I’ve checked the code up to the first proper result and that seems to be accurate (i.e. the plot is both continuous and correct). I now know for sure that I have to be more careful with how I create the linear systems.

There was a small error in the first matrix (a missing ‘im’ at the end of the last element) and for the second matrix was pretty much wrong altogether and getting it from gdb was such a tedious process I didn’t check for a second time.

Many thanks to both @mfh an @mkitti!

3 Likes

Sorry for “resurrecting” this question, but it seems that Julia is using double precision (aka Float64), which is its default, whereas your FORTRAN code seems to use single precision (as indicated by the terminating “S” and also that “just changing” to ZGELSD got you memory problems). Single precision vs double precision can indeed lead to very different truncation errors, which is probably what you’re seeing.
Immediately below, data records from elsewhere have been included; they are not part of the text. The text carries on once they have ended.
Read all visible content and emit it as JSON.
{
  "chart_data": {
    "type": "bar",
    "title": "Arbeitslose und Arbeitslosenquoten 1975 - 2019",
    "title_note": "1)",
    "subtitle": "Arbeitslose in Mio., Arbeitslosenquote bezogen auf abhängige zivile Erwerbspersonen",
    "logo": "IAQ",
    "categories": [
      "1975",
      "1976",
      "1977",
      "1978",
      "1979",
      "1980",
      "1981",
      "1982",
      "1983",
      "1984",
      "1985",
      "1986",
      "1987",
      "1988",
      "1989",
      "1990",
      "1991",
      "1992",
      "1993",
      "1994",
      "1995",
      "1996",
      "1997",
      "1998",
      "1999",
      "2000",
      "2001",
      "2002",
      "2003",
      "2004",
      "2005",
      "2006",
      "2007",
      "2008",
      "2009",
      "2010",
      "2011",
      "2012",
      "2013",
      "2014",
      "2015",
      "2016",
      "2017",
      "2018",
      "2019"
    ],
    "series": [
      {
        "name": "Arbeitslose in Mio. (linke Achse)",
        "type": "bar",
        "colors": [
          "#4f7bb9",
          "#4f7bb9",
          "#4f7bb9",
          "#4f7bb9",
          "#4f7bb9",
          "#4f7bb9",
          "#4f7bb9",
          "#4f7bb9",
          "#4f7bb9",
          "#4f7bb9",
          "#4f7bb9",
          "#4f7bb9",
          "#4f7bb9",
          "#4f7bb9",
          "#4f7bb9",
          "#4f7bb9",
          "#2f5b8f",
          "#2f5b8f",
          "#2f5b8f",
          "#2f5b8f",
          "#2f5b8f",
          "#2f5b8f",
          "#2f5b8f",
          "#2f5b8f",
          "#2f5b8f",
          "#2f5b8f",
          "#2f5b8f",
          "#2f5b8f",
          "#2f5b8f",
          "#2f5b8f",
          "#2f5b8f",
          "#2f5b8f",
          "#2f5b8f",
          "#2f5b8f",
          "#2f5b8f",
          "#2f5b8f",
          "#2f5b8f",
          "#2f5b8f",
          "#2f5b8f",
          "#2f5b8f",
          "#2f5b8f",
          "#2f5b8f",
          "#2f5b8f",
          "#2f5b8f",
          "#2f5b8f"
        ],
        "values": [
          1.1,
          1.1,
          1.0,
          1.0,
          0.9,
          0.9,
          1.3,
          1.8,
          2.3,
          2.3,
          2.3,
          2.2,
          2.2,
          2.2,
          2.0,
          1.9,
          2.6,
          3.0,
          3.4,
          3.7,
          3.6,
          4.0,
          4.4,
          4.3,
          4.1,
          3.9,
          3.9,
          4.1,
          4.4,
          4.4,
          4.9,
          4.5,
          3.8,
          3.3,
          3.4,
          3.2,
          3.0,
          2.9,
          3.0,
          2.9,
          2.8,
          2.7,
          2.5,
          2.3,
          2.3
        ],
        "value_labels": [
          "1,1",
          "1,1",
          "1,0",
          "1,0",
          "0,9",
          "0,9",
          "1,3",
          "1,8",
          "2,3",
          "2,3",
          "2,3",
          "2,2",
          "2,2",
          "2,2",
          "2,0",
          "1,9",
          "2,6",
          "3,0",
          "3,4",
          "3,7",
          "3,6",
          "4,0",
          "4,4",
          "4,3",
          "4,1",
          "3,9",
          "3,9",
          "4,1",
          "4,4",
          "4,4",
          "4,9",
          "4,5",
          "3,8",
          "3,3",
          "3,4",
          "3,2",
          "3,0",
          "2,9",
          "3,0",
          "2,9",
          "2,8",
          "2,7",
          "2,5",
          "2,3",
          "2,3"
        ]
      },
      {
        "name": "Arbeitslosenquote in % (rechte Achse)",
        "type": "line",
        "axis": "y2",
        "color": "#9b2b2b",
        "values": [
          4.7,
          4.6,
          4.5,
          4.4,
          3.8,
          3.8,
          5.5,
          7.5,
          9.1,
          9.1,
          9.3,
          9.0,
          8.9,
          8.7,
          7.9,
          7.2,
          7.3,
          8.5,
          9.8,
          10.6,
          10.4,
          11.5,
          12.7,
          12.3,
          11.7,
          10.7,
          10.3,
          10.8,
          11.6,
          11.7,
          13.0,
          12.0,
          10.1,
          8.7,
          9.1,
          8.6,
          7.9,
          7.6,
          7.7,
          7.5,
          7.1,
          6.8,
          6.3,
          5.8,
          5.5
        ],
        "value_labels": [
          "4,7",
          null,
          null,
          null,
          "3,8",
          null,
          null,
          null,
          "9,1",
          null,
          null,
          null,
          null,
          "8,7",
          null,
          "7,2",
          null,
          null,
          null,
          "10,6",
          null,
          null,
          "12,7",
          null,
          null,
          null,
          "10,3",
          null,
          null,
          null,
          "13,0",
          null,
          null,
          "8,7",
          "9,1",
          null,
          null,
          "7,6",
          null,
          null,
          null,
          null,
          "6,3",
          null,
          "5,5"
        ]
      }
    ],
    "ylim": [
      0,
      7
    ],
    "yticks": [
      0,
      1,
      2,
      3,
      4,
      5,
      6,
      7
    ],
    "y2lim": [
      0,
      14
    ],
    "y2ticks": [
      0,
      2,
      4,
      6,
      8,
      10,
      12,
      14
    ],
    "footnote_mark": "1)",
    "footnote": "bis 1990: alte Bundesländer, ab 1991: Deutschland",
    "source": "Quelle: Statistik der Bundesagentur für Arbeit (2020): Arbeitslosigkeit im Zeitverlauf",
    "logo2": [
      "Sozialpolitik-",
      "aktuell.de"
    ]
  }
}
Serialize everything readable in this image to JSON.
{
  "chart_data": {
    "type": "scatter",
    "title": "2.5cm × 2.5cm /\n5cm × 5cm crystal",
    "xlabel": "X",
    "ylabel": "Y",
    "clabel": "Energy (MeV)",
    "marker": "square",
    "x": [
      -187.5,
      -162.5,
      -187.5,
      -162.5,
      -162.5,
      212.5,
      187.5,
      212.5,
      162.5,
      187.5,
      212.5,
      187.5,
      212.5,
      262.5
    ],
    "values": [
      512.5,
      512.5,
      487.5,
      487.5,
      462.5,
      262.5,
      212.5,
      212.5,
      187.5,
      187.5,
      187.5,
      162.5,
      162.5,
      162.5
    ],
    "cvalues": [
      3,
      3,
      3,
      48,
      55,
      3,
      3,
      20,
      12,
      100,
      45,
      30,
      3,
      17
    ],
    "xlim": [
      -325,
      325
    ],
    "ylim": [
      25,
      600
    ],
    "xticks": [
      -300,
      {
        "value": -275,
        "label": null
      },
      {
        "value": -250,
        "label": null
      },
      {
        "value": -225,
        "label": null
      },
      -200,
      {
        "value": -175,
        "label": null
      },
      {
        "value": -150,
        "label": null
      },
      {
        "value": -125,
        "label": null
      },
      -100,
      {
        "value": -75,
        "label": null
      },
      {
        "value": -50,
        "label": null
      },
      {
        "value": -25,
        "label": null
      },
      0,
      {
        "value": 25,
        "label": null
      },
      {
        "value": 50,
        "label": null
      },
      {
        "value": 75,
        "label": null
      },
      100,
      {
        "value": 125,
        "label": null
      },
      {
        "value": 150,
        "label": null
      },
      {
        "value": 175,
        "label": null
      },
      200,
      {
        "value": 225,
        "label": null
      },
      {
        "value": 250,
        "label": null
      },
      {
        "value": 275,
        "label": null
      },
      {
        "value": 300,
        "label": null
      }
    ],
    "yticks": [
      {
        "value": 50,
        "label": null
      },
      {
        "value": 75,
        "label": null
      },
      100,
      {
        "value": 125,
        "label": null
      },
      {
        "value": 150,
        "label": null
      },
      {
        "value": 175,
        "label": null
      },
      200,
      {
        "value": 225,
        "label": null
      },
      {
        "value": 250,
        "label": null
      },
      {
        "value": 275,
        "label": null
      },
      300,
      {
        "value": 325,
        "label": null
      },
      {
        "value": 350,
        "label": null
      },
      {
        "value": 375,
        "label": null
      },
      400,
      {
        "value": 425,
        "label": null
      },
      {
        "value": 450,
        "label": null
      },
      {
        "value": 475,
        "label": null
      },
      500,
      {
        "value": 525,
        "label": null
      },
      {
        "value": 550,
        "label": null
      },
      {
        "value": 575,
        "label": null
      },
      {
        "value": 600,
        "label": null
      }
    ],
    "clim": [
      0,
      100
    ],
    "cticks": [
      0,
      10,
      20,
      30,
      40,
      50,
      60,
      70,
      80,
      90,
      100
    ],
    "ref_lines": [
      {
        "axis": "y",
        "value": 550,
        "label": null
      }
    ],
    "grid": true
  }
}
Looking at the code, it is indeed double precision in the Julia side: you declare our data to be ComplexF64. If you changed that to ComplexF32 (if that’s even possible) then you might get the same range of errors. Or you could change your FORTRAN code to use “double precision complex”.

@bernardofpc, I don’t think that’s the problem. The first letter shows the precision, not the last one. Z means Complex*16 which means 16 bytes (i.e. 2 x Float64).

You can see that both ZGELSS and ZGELSD are using Complex*16 inputs.